Saul tries to excuse his disobedience claiming that the plunder he and his troops "were not willing to destroy" was intended to serve as a sacrifice to the LORD. But Samuel corrects this foolish idea that a sacrifice is going to make up for Saul's disobedience:
Then Samuel said: Does the LORD take pleasure in burnt offerings and sacrifices as much as in obeying the LORD? Look: to obey is better than sacrifice, to pay attention is better than the fat of rams. For rebellion is like the sin of divination, and defiance is like wickedness and idolatry. Because you have rejected the word of the LORD, he has rejected you as king. (1 Samuel 15:22-23, CSB)
Nothing we can do, no offering that we can bring, will ever undo the sin that we have committed. Interestingly, David seems to understand this point when he is confronted by the prophet Nathan about his violation of Bathsheba:
You do not want a sacrifice, or I would give it;
you are not pleased with a burnt offering.
The sacrifice pleasing to God is a broken spirit.
You will not despise a broken and humbled heart, God. (Psalm 51:16-17, CSB)
Compare Saul's response with David's. This is the difference between confession and repentance.
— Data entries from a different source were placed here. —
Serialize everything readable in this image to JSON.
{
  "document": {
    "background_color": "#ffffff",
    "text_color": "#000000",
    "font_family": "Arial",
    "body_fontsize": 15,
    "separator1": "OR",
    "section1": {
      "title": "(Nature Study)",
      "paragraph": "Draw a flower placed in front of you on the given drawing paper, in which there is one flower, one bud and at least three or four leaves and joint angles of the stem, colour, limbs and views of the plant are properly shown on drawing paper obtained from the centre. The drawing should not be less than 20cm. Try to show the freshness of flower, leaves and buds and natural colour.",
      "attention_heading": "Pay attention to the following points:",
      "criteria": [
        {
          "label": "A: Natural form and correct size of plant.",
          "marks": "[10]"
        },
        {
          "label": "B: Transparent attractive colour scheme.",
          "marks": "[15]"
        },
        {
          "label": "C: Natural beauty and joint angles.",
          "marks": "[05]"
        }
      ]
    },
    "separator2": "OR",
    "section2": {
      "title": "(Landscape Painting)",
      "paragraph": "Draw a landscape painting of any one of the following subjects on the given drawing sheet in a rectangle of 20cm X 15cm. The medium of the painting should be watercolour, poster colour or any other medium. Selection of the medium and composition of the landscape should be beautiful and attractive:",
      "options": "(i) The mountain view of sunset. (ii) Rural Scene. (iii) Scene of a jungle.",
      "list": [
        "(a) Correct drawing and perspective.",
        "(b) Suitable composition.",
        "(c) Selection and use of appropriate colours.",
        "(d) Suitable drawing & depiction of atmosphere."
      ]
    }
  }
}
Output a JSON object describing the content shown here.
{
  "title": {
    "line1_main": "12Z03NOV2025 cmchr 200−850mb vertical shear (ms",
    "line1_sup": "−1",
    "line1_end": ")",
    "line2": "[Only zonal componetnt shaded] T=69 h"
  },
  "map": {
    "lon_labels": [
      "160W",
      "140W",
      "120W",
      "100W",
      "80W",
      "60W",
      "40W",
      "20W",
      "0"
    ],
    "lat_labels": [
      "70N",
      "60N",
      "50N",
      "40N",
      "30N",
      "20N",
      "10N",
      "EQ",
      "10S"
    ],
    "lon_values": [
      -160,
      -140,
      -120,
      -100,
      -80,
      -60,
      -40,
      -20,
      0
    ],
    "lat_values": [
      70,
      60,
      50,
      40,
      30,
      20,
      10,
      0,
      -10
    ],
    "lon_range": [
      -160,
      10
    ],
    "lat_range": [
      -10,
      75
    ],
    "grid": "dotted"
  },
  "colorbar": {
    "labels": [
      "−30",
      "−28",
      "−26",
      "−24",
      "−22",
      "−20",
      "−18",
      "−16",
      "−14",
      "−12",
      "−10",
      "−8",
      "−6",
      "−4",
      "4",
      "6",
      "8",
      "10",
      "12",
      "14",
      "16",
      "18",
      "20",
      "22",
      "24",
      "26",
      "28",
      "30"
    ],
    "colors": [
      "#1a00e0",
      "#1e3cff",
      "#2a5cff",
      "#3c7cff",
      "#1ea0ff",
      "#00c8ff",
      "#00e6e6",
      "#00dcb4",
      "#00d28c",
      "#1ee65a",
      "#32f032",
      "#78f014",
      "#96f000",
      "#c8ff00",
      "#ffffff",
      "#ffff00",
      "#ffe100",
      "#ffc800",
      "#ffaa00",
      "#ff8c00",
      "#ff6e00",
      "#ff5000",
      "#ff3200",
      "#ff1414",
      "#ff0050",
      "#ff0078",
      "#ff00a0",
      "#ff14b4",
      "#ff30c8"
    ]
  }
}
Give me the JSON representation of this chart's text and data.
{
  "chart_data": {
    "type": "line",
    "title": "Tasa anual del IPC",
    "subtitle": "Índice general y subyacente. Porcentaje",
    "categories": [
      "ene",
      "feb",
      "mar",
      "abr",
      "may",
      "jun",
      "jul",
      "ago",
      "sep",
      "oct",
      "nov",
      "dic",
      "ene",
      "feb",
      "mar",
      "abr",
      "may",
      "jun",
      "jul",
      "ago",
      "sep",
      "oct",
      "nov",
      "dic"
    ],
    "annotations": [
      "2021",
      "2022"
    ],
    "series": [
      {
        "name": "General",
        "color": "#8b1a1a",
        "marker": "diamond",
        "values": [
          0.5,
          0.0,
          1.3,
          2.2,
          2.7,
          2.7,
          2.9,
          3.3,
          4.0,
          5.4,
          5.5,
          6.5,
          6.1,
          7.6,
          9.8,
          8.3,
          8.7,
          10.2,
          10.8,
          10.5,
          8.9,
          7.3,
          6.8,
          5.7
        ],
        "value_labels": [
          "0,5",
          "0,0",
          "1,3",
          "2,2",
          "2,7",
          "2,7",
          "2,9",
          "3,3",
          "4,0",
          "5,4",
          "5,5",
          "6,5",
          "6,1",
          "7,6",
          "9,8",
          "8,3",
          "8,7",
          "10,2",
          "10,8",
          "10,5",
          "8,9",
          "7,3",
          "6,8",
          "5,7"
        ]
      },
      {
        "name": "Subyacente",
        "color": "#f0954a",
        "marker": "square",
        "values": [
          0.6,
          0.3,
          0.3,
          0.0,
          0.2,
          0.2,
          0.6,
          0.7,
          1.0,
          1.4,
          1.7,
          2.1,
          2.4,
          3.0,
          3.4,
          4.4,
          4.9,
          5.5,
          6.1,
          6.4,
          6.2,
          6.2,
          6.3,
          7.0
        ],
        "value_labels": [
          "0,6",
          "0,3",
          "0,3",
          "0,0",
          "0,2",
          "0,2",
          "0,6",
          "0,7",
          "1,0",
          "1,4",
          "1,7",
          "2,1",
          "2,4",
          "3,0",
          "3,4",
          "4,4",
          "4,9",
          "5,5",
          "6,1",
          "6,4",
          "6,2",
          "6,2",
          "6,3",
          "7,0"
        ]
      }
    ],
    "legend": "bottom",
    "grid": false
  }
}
Is there some offering you're trying to present to God in order to cover over your disobedience? Is there some "good deed" that you're clinging to in order to make up for a "bad deed?" Hear these words from the Sovereign Grace Music song "Not in Me":
No list of sins I have not done,
No list of virtues I pursue,
No list of those I am not like
Can earn myself a place with You.
No separation from the world,
No work I do, no gift I give
Can cleanse my conscience,
cleanse my hands;
I cannot cause my soul to live.
But Jesus died and rose again–
The power of death is overthrown!
My God is merciful to me
And merciful in Christ alone.
The penalty of death that Christ suffered on our behalf on the cross is the only acceptable offering for our sin and disobedience. And God showed us that he has accepted the sacrifice of Jesus by raising him from the dead. That's what we are celebrating this Easter season—Jesus's victory over sin and death, our reconciliation to God by trusting in Jesus as our only acceptable offering, and the promise of eternal life with him to all who believe.
As you pray this week, ask God to point out to you unnoticed sin, disobedience, and obstinance in your life. Ask him to give you genuine sorrow over the sin that you are aware of. Thank him for his patience and mercy. Ask him to give you a desire to obey and the discipline to put his will above your own.